Après l’attentat qui a coûté la vie à six de nos concitoyens de confession musulmane, le 29 janvier 2017 à la grande mosquée de Québec, on aurait pu penser qu’on aurait droit à une trêve. Que cette tuerie d’une brutalité insensée aurait marqué un temps d’arrêt dans la « guerre culturelle » qui ne fait que s’exacerber depuis dix ans entre conservateurs identitaires et ce qu’il est de bon ton d’appeler la gauche « diversitaire » ou « multiculturaliste ». Devant l’évidence désormais indéniable que la peur sans cesse attisée de l’étranger – cristallisé dans la figure du musulman et dans celle du réfugié – peut mener à la violence, on aurait pu croire qu’un examen de conscience collectif aurait enfin lieu. Après tout, même un animateur de radio de Québec n’a-t-il pas reconnu être allé trop loin avec ses propos islamophobes ?

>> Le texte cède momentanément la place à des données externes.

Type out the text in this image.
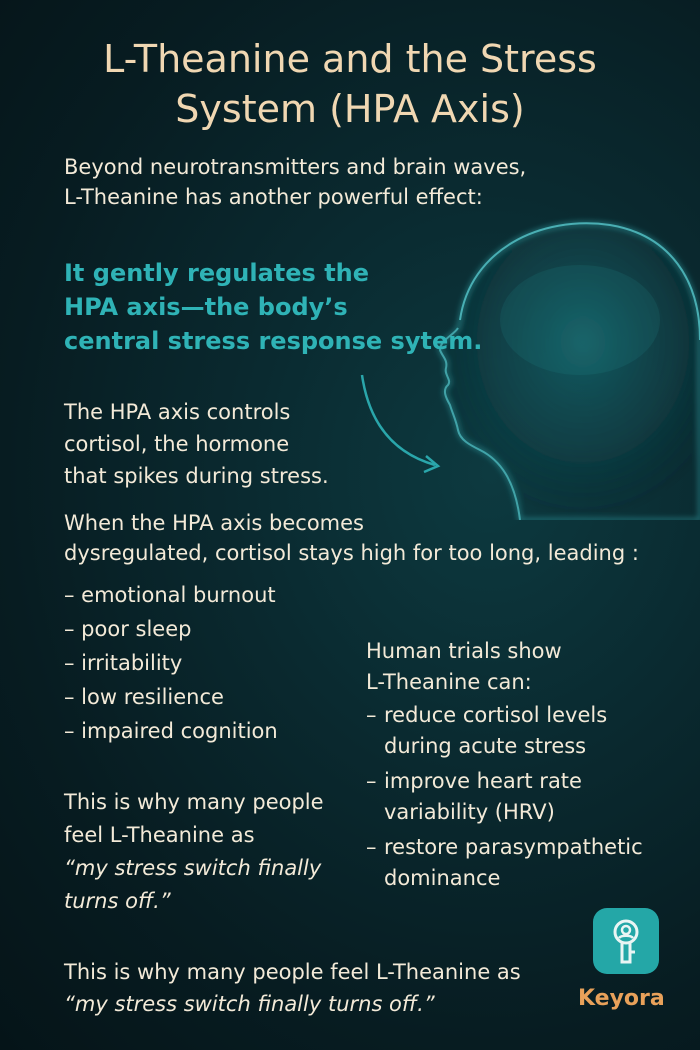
L-Theanine and the Stress
System (HPA Axis)
Beyond neurotransmitters and brain waves,
L-Theanine has another powerful effect:
It gently regulates the
HPA axis—the body’s
central stress response sytem.
The HPA axis controls
cortisol, the hormone
that spikes during stress.
When the HPA axis becomes
dysregulated, cortisol stays high for too long, leading :
– emotional burnout
– poor sleep
– irritability
– low resilience
– impaired cognition
Human trials show
L-Theanine can:
– reduce cortisol levels during acute stress
– improve heart rate variability (HRV)
– restore parasympathetic dominance
This is why many people
feel L-Theanine as
“my stress switch finally
turns off.”
This is why many people feel L-Theanine as
“my stress switch finally turns off.”	Keyora
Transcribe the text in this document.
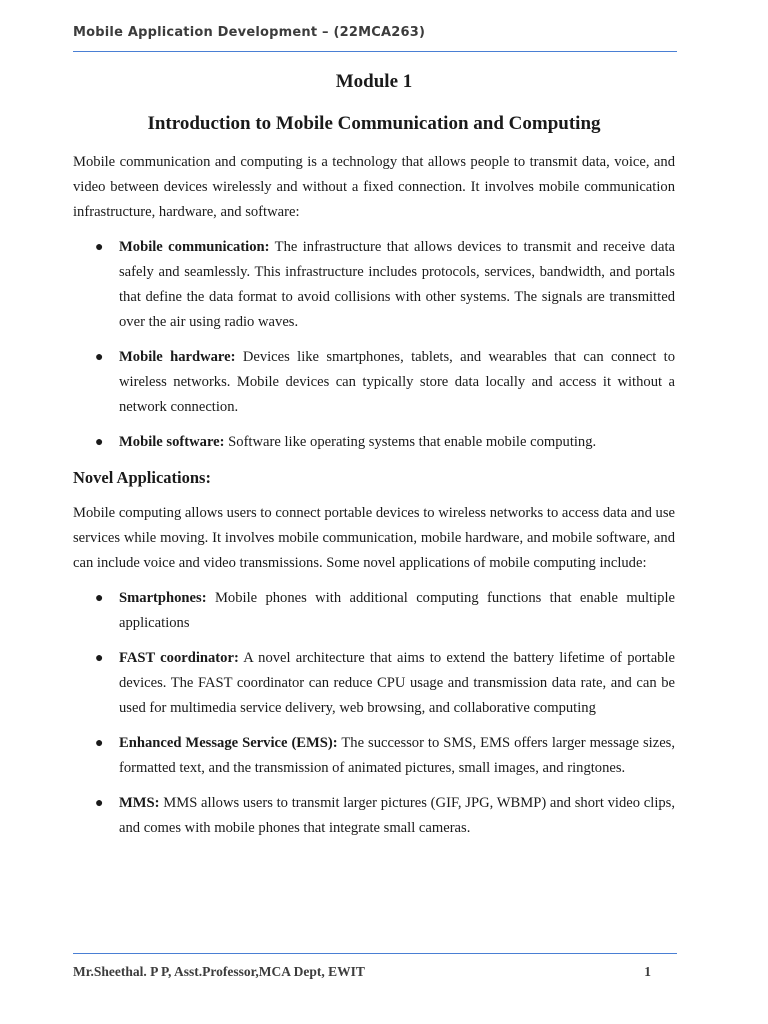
Mobile Application Development – (22MCA263)
Module 1
Introduction to Mobile Communication and Computing

Mobile communication and computing is a technology that allows people to transmit data, voice, and video between devices wirelessly and without a fixed connection. It involves mobile communication infrastructure, hardware, and software:

● Mobile communication: The infrastructure that allows devices to transmit and receive data safely and seamlessly. This infrastructure includes protocols, services, bandwidth, and portals that define the data format to avoid collisions with other systems. The signals are transmitted over the air using radio waves.
● Mobile hardware: Devices like smartphones, tablets, and wearables that can connect to wireless networks. Mobile devices can typically store data locally and access it without a network connection.
● Mobile software: Software like operating systems that enable mobile computing.
Novel Applications:

Mobile computing allows users to connect portable devices to wireless networks to access data and use services while moving. It involves mobile communication, mobile hardware, and mobile software, and can include voice and video transmissions. Some novel applications of mobile computing include:

● Smartphones: Mobile phones with additional computing functions that enable multiple applications
● FAST coordinator: A novel architecture that aims to extend the battery lifetime of portable devices. The FAST coordinator can reduce CPU usage and transmission data rate, and can be used for multimedia service delivery, web browsing, and collaborative computing
● Enhanced Message Service (EMS): The successor to SMS, EMS offers larger message sizes, formatted text, and the transmission of animated pictures, small images, and ringtones.
● MMS: MMS allows users to transmit larger pictures (GIF, JPG, WBMP) and short video clips, and comes with mobile phones that integrate small cameras.
Mr.Sheethal. P P, Asst.Professor,MCA Dept, EWIT	1
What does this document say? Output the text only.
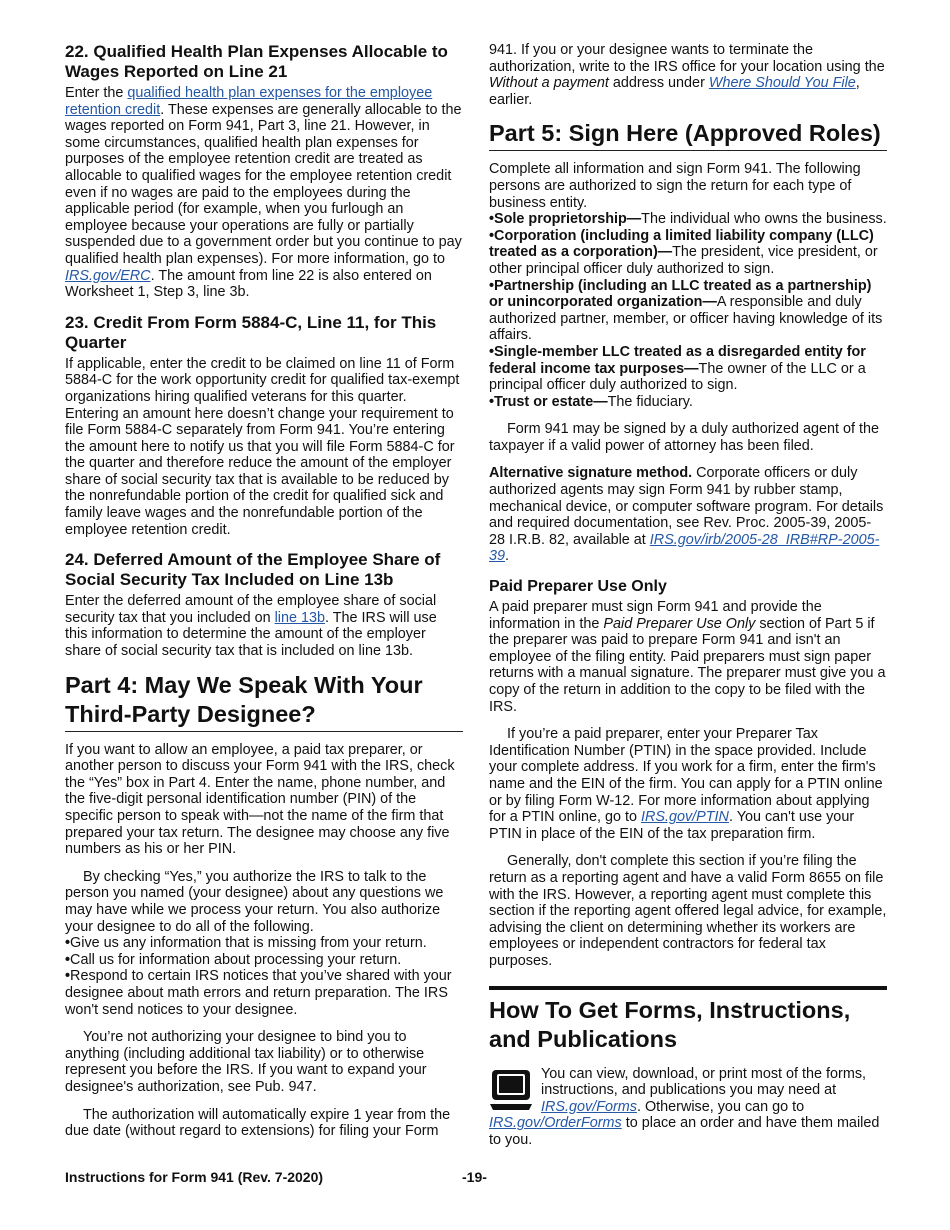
22. Qualified Health Plan Expenses Allocable to Wages Reported on Line 21

Enter the qualified health plan expenses for the employee retention credit. These expenses are generally allocable to the wages reported on Form 941, Part 3, line 21. However, in some circumstances, qualified health plan expenses for purposes of the employee retention credit are treated as allocable to qualified wages for the employee retention credit even if no wages are paid to the employees during the applicable period (for example, when you furlough an employee because your operations are fully or partially suspended due to a government order but you continue to pay qualified health plan expenses). For more information, go to IRS.gov/ERC. The amount from line 22 is also entered on Worksheet 1, Step 3, line 3b.

23. Credit From Form 5884-C, Line 11, for This Quarter

If applicable, enter the credit to be claimed on line 11 of Form 5884-C for the work opportunity credit for qualified tax-exempt organizations hiring qualified veterans for this quarter. Entering an amount here doesn’t change your requirement to file Form 5884-C separately from Form 941. You’re entering the amount here to notify us that you will file Form 5884-C for the quarter and therefore reduce the amount of the employer share of social security tax that is available to be reduced by the nonrefundable portion of the credit for qualified sick and family leave wages and the nonrefundable portion of the employee retention credit.

24. Deferred Amount of the Employee Share of Social Security Tax Included on Line 13b

Enter the deferred amount of the employee share of social security tax that you included on line 13b. The IRS will use this information to determine the amount of the employer share of social security tax that is included on line 13b.

Part 4: May We Speak With Your Third-Party Designee?

If you want to allow an employee, a paid tax preparer, or another person to discuss your Form 941 with the IRS, check the “Yes” box in Part 4. Enter the name, phone number, and the five-digit personal identification number (PIN) of the specific person to speak with—not the name of the firm that prepared your tax return. The designee may choose any five numbers as his or her PIN.

By checking “Yes,” you authorize the IRS to talk to the person you named (your designee) about any questions we may have while we process your return. You also authorize your designee to do all of the following.

• Give us any information that is missing from your return.

• Call us for information about processing your return.

• Respond to certain IRS notices that you’ve shared with your designee about math errors and return preparation. The IRS won't send notices to your designee.

You’re not authorizing your designee to bind you to anything (including additional tax liability) or to otherwise represent you before the IRS. If you want to expand your designee's authorization, see Pub. 947.

The authorization will automatically expire 1 year from the due date (without regard to extensions) for filing your Form

941. If you or your designee wants to terminate the authorization, write to the IRS office for your location using the Without a payment address under Where Should You File, earlier.

Part 5: Sign Here (Approved Roles)

Complete all information and sign Form 941. The following persons are authorized to sign the return for each type of business entity.

• Sole proprietorship—The individual who owns the business.

• Corporation (including a limited liability company (LLC) treated as a corporation)—The president, vice president, or other principal officer duly authorized to sign.

• Partnership (including an LLC treated as a partnership) or unincorporated organization—A responsible and duly authorized partner, member, or officer having knowledge of its affairs.

• Single-member LLC treated as a disregarded entity for federal income tax purposes—The owner of the LLC or a principal officer duly authorized to sign.

• Trust or estate—The fiduciary.

Form 941 may be signed by a duly authorized agent of the taxpayer if a valid power of attorney has been filed.

Alternative signature method. Corporate officers or duly authorized agents may sign Form 941 by rubber stamp, mechanical device, or computer software program. For details and required documentation, see Rev. Proc. 2005-39, 2005-28 I.R.B. 82, available at IRS.gov/irb/2005-28_IRB#RP-2005-39.

Paid Preparer Use Only

A paid preparer must sign Form 941 and provide the information in the Paid Preparer Use Only section of Part 5 if the preparer was paid to prepare Form 941 and isn't an employee of the filing entity. Paid preparers must sign paper returns with a manual signature. The preparer must give you a copy of the return in addition to the copy to be filed with the IRS.

If you’re a paid preparer, enter your Preparer Tax Identification Number (PTIN) in the space provided. Include your complete address. If you work for a firm, enter the firm's name and the EIN of the firm. You can apply for a PTIN online or by filing Form W-12. For more information about applying for a PTIN online, go to IRS.gov/PTIN. You can't use your PTIN in place of the EIN of the tax preparation firm.

Generally, don't complete this section if you’re filing the return as a reporting agent and have a valid Form 8655 on file with the IRS. However, a reporting agent must complete this section if the reporting agent offered legal advice, for example, advising the client on determining whether its workers are employees or independent contractors for federal tax purposes.

How To Get Forms, Instructions, and Publications

You can view, download, or print most of the forms, instructions, and publications you may need at IRS.gov/Forms. Otherwise, you can go to IRS.gov/OrderForms to place an order and have them mailed to you.

Instructions for Form 941 (Rev. 7-2020)	-19-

Après les poignantes cérémonies en l’honneur des victimes, les déclarations contrites des politiciens et les promesses du gouvernement Couillard de lutter « sérieusement » contre le racisme, on y avait presque cru. Donnant suite à la demande d’une coalition de citoyens et de groupes antiracistes réclamant depuis 2016 la tenue d’une commission d’enquête sur le racisme systémique, le gouvernement a même annoncé la tenue d’une consultation sur ce phénomène par lequel des logiques institutionnelles et organisationnelles contribuent à perpétuer des formes d’exclusion, de discrimination et de racisme.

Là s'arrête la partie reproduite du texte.